Pour les partis et mouvements de l’ordre établi, qu’ils soient de droite plus ou moins extrême, du centre ou socio-démocrates, rien de plus profitable que de prendre part à cette mascarade capitalo-parlementaire. En effet, l’occasion est parfaite pour offrir à des caciques des opportunités de carrière enviables, sans prise de risque politique et aux frais d’un contribuable européen tenu soigneusement ignorant de la gestion de ses deniers à Bruxelles et Strasbourg. Lorsqu’on a fait de la politique un métier et que la réussite se chiffre en euros, cette Europe est, du point de vue du rapport coûts-bénéfices, une très bonne affaire.
Ces mêmes forces, réellement de droite ou faussement de gauche, s'accommodent tout à fait de l’essence oligarchique d’une « Union » construite par et pour la classe dominante. En cela elles perpétuent leur tradition politique, la même que celle des prétendus “pères de l’Europe”, tous éminemment conservateurs (CDU allemande, Démocratie chrétienne italienne, Parti conservateur britannique, MRP français…). Du plan Marshall au Traité de Lisbonne, en passant par la participation à l’OTAN et les plans austéritaires ignominieux imposés aux pays du Sud depuis 2010, cette Europe accomplit sa vocation de syndicat des puissances de l’argent, au mépris de la volonté populaire qui l’a rejetée dans les urnes à maintes reprises. Que les porte-coton du capital se mettent en branle pour faire élire un maximum de député-e-s européen-ne-s est donc dans l’ordre des choses.
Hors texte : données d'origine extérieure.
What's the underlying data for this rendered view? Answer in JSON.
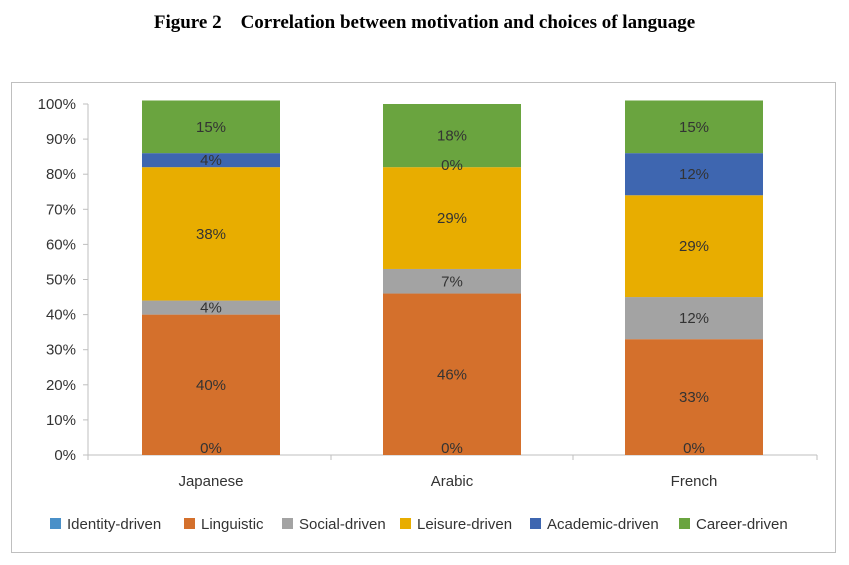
{
  "figure_title": "Figure 2    Correlation between motivation and choices of language",
  "chart_data": {
    "type": "bar",
    "stacked": true,
    "percent": true,
    "categories": [
      "Japanese",
      "Arabic",
      "French"
    ],
    "ylim": [
      0,
      100
    ],
    "yticks": [
      "0%",
      "10%",
      "20%",
      "30%",
      "40%",
      "50%",
      "60%",
      "70%",
      "80%",
      "90%",
      "100%"
    ],
    "grid": false,
    "legend_position": "bottom",
    "series": [
      {
        "name": "Identity-driven",
        "color": "#4a90c8",
        "values": [
          0,
          0,
          0
        ],
        "labels": [
          "0%",
          "0%",
          "0%"
        ]
      },
      {
        "name": "Linguistic",
        "color": "#d4702c",
        "values": [
          40,
          46,
          33
        ],
        "labels": [
          "40%",
          "46%",
          "33%"
        ]
      },
      {
        "name": "Social-driven",
        "color": "#a3a3a3",
        "values": [
          4,
          7,
          12
        ],
        "labels": [
          "4%",
          "7%",
          "12%"
        ]
      },
      {
        "name": "Leisure-driven",
        "color": "#e8ad00",
        "values": [
          38,
          29,
          29
        ],
        "labels": [
          "38%",
          "29%",
          "29%"
        ]
      },
      {
        "name": "Academic-driven",
        "color": "#3e66b0",
        "values": [
          4,
          0,
          12
        ],
        "labels": [
          "4%",
          "0%",
          "12%"
        ]
      },
      {
        "name": "Career-driven",
        "color": "#6aa43f",
        "values": [
          15,
          18,
          15
        ],
        "labels": [
          "15%",
          "18%",
          "15%"
        ]
      }
    ]
  }
}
En revanche, la participation aux européennes des formations de gauche ne repose que sur une illusion persistante. Irrémédiablement attaché à un idéal européen chimérique et hors-sol, tout un pan de la gauche continue à rêver éveillé d’une Union européenne enfin devenue démocratique et sociale, plus de 40 ans après les premières promesses d’une autre Europe par le Parti Socialiste d’alors. Des décennies entières de construction européenne pilotées par le camp du capital sans aval démocratique ne l’ont pas décillée. Elle s’en va donc à nouveau attaquer des moulins, avec en étendard le mantra de “l’Europe des peuples”. Que celle-ci n’en soit qu’au stade de l’avant-projet, 70 ans après le traité de Paris instituant la Communauté Européenne du Charbon et de l’Acier, ne semble donc pas porter la gauche, branche radicale comprise, à la conclusion qui s’impose : l’Europe sociale n’aura pas lieu.
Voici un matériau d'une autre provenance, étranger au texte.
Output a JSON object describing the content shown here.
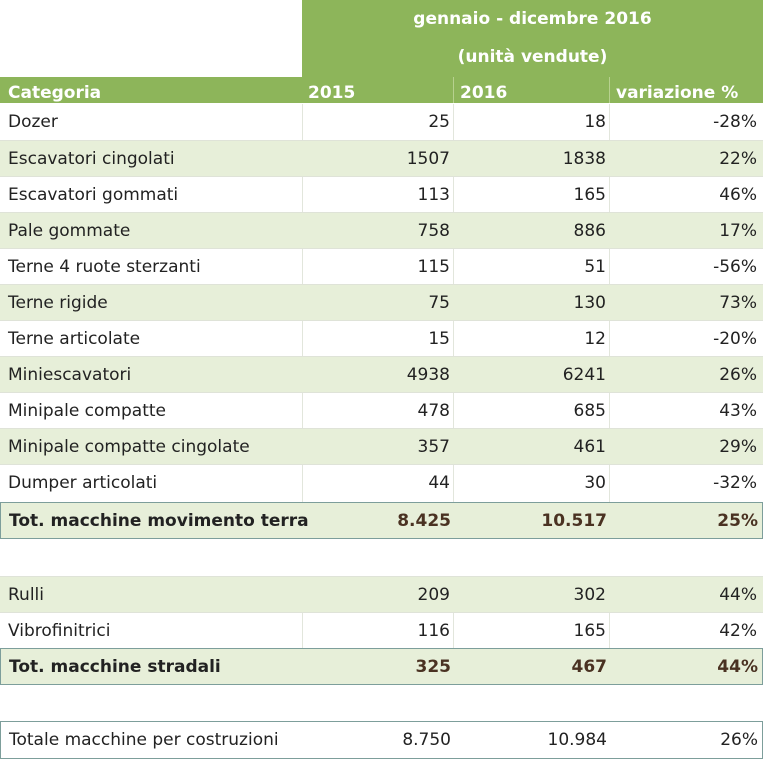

Conjuguée aux disparités économiques, sociales et démographiques, l’absence d’une communauté politique européenne authentique rend illusoire toute convergence des différents pays. La construction européenne est vouée à demeurer l'apanage des dominants. Continuer à croire à cette Union, dont l’objectif même est de subordonner les espaces souverains à la technocratie bruxelloise elle-même sous influence(s), revient à se rendre complice de la destruction méthodique des sociétés qui survivent tant bien que mal sous sa coupe. Les salaires, les services publics, le tissu industriel, l’agriculture paysanne : tout y passera. Tout doit disparaitre.
Prenant acte du caractère irréformable de l’Union européenne, convaincus que l’avènement d’une souveraineté populaire passe par une sortie du capitalisme, nous boycotterons l’élection européenne qui se tiendra le 26 mai, et appelons les citoyen-ne-s du continent à en faire autant. Parallèlement nous voyons dans l’abstention record qui se profile l’occasion de constituer un large front continental d’opposition radicale à l’UE et de promotion d’une nouvelle forme de coopération internationale, attachée à multiplier les points de contact non-marchands et non-militaires (culturels, scientifiques, intellectuels, touristiques, sportifs) entre les pays d’Europe, ainsi qu’avec les voisins africains et asiatiques, dans le respect du droit de chaque peuple à décider de son destin.